Na sequência do que já tinha sido anunciado pelo MEC, foi
criado um Grupo de Trabalho envolvendo também elementos da Segurança Social que
no prazo de três meses deverá apresentar propostas de revisão da legislação
relativa à Educação Especial. Para este trabalho o MEC refere a intenção de
proceder a um estudo alargado bem como à audição de instituições e
especialistas. Aguardemos pois. Entretanto algumas notas.
Desde logo, creio que, independentemente das mudanças legais
que de há muito defendo neste universo, muitos dos problemas actualmente
sentidos, este ano lectivo tem sido particularmente difícil, não relevam
directamente das insuficiências ou problemas de legislação, mas das decisões
políticas que estão para além da própria legislação, como o corte de
professores, técnicos e funcionários, a colocação de mais alunos com NEE numa
turma do que a legislação determina ou o não respeito pelo que também está
legalmente determinado em matéria de redução de alunos por turma quando existem
alunos com NEE. A questão da legislação, para além da sua qualidade, implica,
evidentemente, o seu cumprimento. Talvez o MEC tenha de reformular o seu
entendimento sobre o que é uma lei.
Recordo ainda que o OGE para 2014 para a Educação contempla
menos perto de 20 milhões de euros considerando o MEC e a Segurança Social,
mais uma vez não e um problema de legislação é de decisão política.
Relembro que em Julho de 2013 foi conhecido o Relatório da
Inspecção-geral da Educação e Ciência, Educação Especial: Respostas
Educativas, respeitante ao ano 2011/2012.
A avaliação envolveu 97 agrupamentos e escolas nas quais
existiam 3489 turmas com alunos com necessidades educativas especiais
integrados e apenas metade tinham a redução de alunos prevista na lei. Nada de
estranho, como é sabido, o Ministro Nuno Crato acredita que turmas grandes
favorecem o sucesso educativo, mesmo o de alunos com necessidades especiais.

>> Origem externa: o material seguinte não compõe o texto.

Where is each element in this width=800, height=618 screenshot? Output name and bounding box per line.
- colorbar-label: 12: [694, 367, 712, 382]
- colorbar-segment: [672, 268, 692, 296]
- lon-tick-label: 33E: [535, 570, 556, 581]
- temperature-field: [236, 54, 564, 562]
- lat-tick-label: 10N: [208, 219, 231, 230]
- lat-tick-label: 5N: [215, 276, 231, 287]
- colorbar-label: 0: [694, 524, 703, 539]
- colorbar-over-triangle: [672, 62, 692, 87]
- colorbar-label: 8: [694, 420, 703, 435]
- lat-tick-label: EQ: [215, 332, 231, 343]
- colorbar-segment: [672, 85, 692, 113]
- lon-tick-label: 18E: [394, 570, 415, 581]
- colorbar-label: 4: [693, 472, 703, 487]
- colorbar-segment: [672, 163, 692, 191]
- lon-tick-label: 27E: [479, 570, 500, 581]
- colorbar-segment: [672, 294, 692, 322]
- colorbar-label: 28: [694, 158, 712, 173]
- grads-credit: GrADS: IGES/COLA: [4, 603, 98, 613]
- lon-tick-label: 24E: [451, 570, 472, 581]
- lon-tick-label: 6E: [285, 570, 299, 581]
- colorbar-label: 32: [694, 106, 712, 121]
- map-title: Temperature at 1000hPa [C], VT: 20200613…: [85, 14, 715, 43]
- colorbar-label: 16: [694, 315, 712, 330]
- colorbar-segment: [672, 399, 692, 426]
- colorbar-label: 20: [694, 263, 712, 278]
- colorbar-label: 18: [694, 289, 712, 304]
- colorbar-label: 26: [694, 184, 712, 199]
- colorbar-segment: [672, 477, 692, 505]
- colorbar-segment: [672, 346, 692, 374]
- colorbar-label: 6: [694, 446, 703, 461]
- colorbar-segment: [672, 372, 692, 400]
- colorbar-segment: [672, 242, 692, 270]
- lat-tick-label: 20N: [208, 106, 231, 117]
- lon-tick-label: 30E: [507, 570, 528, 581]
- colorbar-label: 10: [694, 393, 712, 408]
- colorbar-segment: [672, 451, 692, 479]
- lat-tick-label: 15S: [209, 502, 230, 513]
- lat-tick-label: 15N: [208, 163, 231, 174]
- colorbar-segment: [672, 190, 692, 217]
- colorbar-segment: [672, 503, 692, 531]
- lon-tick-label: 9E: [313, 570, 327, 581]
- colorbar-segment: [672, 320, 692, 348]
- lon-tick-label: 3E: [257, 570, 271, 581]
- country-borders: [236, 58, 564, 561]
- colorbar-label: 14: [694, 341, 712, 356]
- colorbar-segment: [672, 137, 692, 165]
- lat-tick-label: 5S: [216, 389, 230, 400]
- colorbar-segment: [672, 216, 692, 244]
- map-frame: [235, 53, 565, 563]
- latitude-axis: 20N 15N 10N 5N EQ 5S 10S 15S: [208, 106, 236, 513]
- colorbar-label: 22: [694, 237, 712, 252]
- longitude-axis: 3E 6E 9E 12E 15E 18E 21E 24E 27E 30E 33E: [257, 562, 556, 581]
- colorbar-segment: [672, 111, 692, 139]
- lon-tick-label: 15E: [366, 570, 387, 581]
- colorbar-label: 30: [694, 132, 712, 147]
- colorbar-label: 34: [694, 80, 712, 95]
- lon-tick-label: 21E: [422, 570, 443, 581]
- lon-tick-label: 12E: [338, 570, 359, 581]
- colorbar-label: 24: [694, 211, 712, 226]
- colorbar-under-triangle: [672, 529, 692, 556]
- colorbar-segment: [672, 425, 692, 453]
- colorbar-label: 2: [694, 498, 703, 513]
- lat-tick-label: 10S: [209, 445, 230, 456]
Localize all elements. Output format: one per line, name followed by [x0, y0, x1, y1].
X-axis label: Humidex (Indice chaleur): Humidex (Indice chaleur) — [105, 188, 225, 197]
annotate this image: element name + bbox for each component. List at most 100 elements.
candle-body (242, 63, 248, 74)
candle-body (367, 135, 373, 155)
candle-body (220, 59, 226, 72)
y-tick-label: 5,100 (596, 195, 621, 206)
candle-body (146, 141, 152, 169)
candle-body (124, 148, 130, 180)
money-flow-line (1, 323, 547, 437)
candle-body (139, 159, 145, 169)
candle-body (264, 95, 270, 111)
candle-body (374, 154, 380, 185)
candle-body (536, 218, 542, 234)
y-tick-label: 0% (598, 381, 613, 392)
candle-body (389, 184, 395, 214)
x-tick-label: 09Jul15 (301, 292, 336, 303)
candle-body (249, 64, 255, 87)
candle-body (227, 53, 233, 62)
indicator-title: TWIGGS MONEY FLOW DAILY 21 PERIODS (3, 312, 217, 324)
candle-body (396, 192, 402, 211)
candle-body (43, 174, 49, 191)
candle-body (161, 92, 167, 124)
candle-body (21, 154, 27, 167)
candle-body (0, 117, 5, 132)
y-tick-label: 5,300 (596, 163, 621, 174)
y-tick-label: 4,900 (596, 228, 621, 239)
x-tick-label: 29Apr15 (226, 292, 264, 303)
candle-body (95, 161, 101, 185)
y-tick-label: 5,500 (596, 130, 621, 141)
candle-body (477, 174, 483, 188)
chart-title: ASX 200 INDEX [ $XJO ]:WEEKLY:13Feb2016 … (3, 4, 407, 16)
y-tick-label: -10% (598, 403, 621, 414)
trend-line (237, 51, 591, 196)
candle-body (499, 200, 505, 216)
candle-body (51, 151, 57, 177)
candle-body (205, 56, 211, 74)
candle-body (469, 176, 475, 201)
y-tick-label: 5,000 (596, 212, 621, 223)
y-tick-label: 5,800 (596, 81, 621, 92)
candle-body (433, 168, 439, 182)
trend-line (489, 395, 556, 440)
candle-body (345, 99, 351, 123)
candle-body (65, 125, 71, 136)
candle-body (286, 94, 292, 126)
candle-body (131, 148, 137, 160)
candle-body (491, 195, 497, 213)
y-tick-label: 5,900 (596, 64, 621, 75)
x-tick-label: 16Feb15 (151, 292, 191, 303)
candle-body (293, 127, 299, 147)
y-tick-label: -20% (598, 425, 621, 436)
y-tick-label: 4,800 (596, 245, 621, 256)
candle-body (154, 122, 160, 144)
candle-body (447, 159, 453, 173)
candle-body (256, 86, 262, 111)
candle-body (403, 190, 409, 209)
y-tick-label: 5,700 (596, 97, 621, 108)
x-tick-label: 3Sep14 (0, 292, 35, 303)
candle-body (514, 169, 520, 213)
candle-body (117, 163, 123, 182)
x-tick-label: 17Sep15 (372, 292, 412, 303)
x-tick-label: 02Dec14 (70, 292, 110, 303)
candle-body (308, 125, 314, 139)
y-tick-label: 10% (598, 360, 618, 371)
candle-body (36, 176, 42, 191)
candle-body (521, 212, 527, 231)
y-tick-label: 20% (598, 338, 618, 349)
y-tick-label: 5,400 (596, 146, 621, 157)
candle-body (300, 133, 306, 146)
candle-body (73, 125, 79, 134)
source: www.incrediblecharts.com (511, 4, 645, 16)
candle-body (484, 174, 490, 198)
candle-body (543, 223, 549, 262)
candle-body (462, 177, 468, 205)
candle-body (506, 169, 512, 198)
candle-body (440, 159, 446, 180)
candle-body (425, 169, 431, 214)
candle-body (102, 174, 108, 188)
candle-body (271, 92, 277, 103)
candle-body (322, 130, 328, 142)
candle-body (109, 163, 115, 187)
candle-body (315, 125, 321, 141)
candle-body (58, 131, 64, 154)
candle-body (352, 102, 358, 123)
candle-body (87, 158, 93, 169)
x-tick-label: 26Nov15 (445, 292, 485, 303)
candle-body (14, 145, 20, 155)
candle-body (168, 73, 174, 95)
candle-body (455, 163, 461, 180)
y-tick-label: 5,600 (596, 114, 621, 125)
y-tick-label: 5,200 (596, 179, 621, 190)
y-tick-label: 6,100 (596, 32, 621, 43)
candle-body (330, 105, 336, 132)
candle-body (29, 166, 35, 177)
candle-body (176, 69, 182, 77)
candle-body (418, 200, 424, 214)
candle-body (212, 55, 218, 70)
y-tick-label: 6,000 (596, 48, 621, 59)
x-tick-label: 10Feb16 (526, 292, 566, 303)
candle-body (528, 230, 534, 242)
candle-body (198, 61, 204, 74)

No mesmo Relatório identificavam-se alguns constrangimentos,
alunos cegos ou com baixa visão sem acompanhamento adequado ou mesmo sem ensino
de braille ou de orientação e treino de mobilidade, escolas que recebem alunos
surdos sem ensino de Língua Gestual Portuguesa ou sem intérprete, a maioria das
escolas não estrutura programas de transição para chamada vida activa,
pós-escolar, não promovendo eficazmente projectos de integração social que
seriam desenvolvidos em parceria com outras instituições. Este facto, que não
me surpreende, lamentavelmente, decorre de um dos equívocos estabelecidos nos
últimos anos neste universo, as Parcerias Público Privadas para a inclusão. O
Relatório refere ainda a insuficiência de professores, técnicos e intérpretes
para o número de alunos com necessidades especiais a frequentar as escolas
analisada.
O ano de 2012/13 desenvolveu-se nos mesmos parâmetros e o
ano lectivo em curso foi catastrófico no seu início e continua com enormes
problemas, falta de respostas, professores, funcionários, transportes,
técnicos, desrespeito pelos próprios normativos relativos o número de alunos
por turma, quer no que respeita aos alunos com NEE quer no que respeita aos
seus colegas, etc.
É também verdade que, sempre o afirmei, que com base num
incompetente normativo que carece de urgente revisão, o lamentável Decreto-Lei
3/2008, temos milhares de crianças com necessidades de apoio educativo e que
estão abandonadas e "entregadas" em vez de integradas, pese o empenho
de muitos profissionais dedicados. Este cenário acontece muito por força do que
o Relatório da IGE aponta, falta de formação, de recursos e de estratégias
concertadas e consistentes de acolhimento das diferenças dos miúdos diferentes,
mais diferentes.
Também tenho a convicção e o conhecimento de que esta
legislação inibe, em muitas circunstâncias, a prestação de apoios a crianças
que deles necessitam, quer por via da gestão de recursos impondo taxas de
prevalência de problemas fixadas administrativamente e sem qualquer
correspondência com a realidade, quer pelos modelos de organização de respostas
que impõe.
A minha reserva, confesso, é que conhecendo nós o que tem
sido a prática “reformista” do MEC, a revisão da legislação possa não se
realizar no sentido mais adequado, temos muitos exemplos, a reforma curricular
é apenas um deles.
A forma como está, em muitas situações, a ser colocada em
prática a extensão da escolaridade obrigatória até aos 18 anos para muitos
alunos com necessidades especiais é também pouco aceitável em termo de educação
inclusiva, qualidade e respeito pelos direitos dos miúdos e famílias.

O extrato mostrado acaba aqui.